If I have something to be done anything like be it plumbing or be it fixing the car. I mean I don’t wash my car. I don’t clean my own house. I don’t cook my own meals. I don’t clean my own swimming pool or anything like that. I’d rather spend that time in the office doing what I do and then delegate absolutely everything else out to other people who can do it for me.
It increases my ability to do what I do and keep my focus. So for me everything I can give out like that I give out. Now we actually deal with a lot of business owners who want to hang on to stuff like classically the bookkeeping.
For me, I’m an accountant. We don’t do the bookkeeping for our business. We have our bookkeepers do it for us because from that perspective you know you don’t want to be doing that kind of stuff when what you really should be doing is more important strategic planning staff engagement things so that kind of stuff is one of the most important lesson.
Joanna: Why do you think people hold on to you know let’s take bookkeeping as an example, why are they holding onto, why are these veterinary practices holding on to the bookkeeping when clearly that’s not their you know their expertise?
Paolo: I think it’s a prioritisation and control issue, so people feel that if they are doing that kind of stuff, they’re more in control of their business.
Joanna: Yeah.
Paolo: The reality is you’re probably better off doing something else for your business than that. There are other better ways of keeping control of your business. From our perspective like staff engagement is a number one, how you’re engaging your team or you’re running appraisals, or you do all those other important things that drive your team.
People I think confuse management with well they confuse management and administration. Administration isn’t something you should be doing management is something you should be doing, and for me bookkeeping is administrations. It’s a data entry person who sits there in front of a computer desk doing data entry, not the kind of person who goes out, drives sales in the business, motivates their team and leads their team.
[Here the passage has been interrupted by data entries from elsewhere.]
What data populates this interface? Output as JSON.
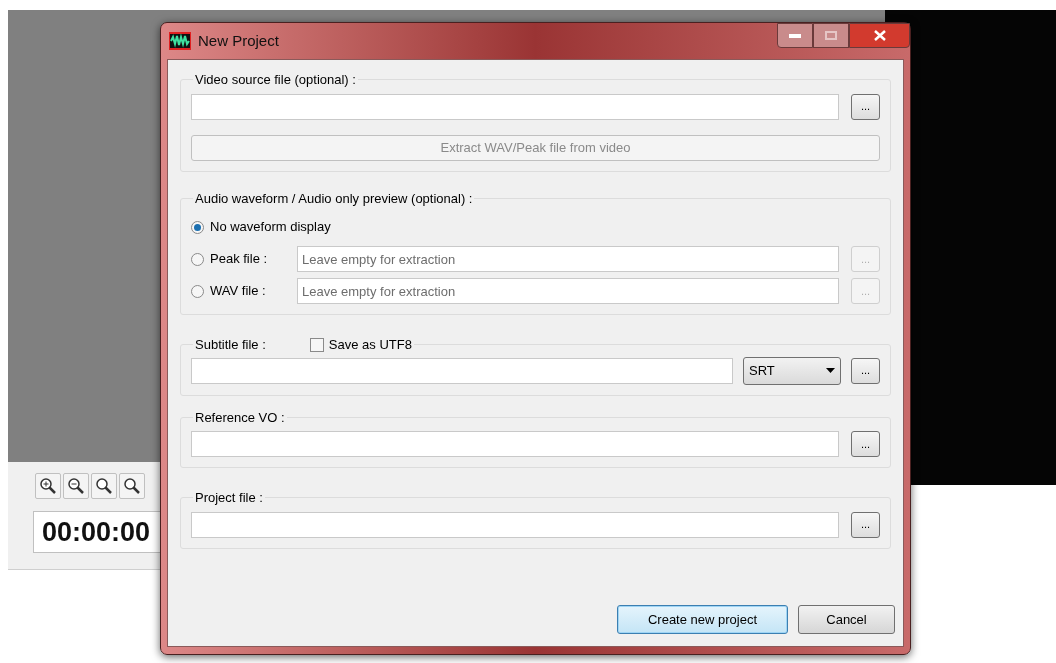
{
  "window": {
    "title": "New Project"
  },
  "background": {
    "timecode": "00:00:00"
  },
  "video_source": {
    "label": "Video source file (optional) :",
    "browse": "...",
    "extract_button": {
      "label": "Extract WAV/Peak file from video",
      "disabled": true
    }
  },
  "audio": {
    "label": "Audio waveform / Audio only preview (optional) :",
    "options": [
      {
        "kind": "plain",
        "label": "No waveform display",
        "selected": true
      },
      {
        "kind": "file",
        "label": "Peak file :",
        "selected": false,
        "placeholder": "Leave empty for extraction",
        "browse": "...",
        "disabled": true
      },
      {
        "kind": "file",
        "label": "WAV file :",
        "selected": false,
        "placeholder": "Leave empty for extraction",
        "browse": "...",
        "disabled": true
      }
    ]
  },
  "subtitle": {
    "label": "Subtitle file :",
    "save_utf8": {
      "label": "Save as UTF8",
      "checked": false
    },
    "format": "SRT",
    "browse": "..."
  },
  "reference_vo": {
    "label": "Reference VO :",
    "browse": "..."
  },
  "project_file": {
    "label": "Project file :",
    "browse": "..."
  },
  "buttons": [
    {
      "label": "Create new project",
      "default": true
    },
    {
      "label": "Cancel",
      "default": false
    }
  ]
}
Two completely different people. It’s very rare that you get someone who is good at data entry that’s very good at the other stuff. So people confuse that. They say I’m doing management and I rostrum off a day a week to do management. What are you doing in that management? I’m doing bookkeeping.
Joanna: Implicit in what you’re saying is the requirement for business owners to have an understanding of what they can do that creates value in their business and an understanding of what else they’re doing in their business that can be delegated so this is the point right? Get rid of that other stuff that you can delegates.
Paolo: Yeah, for sure. So delegate all that stuff and do the high high high level stuff. Like for me in this business, I’m still very very engaged in sales as one of my primary functions here.
I’m not a salesperson. I don’t like doing sales, but I certainly am very effective at it and I definitely don’t do any administrative work as a result of it. So if I have a choice, I’ll say okay I’ll do sales role even though I’d like to bury myself in my office for some quiet time in front of a computer. I have to be customer facing and that sort of stuff.
Joanna: I think you’re clearly very focused as well. I mean it sounds like you’re very busy but you’re busy, you’ve been really strategic about the things that you’re busy on and you talk about all of this education you’re going through. You’re clearly setting you know you’ve set yourself up as a differentiator. It sounds like there’s a lot of strategy to it.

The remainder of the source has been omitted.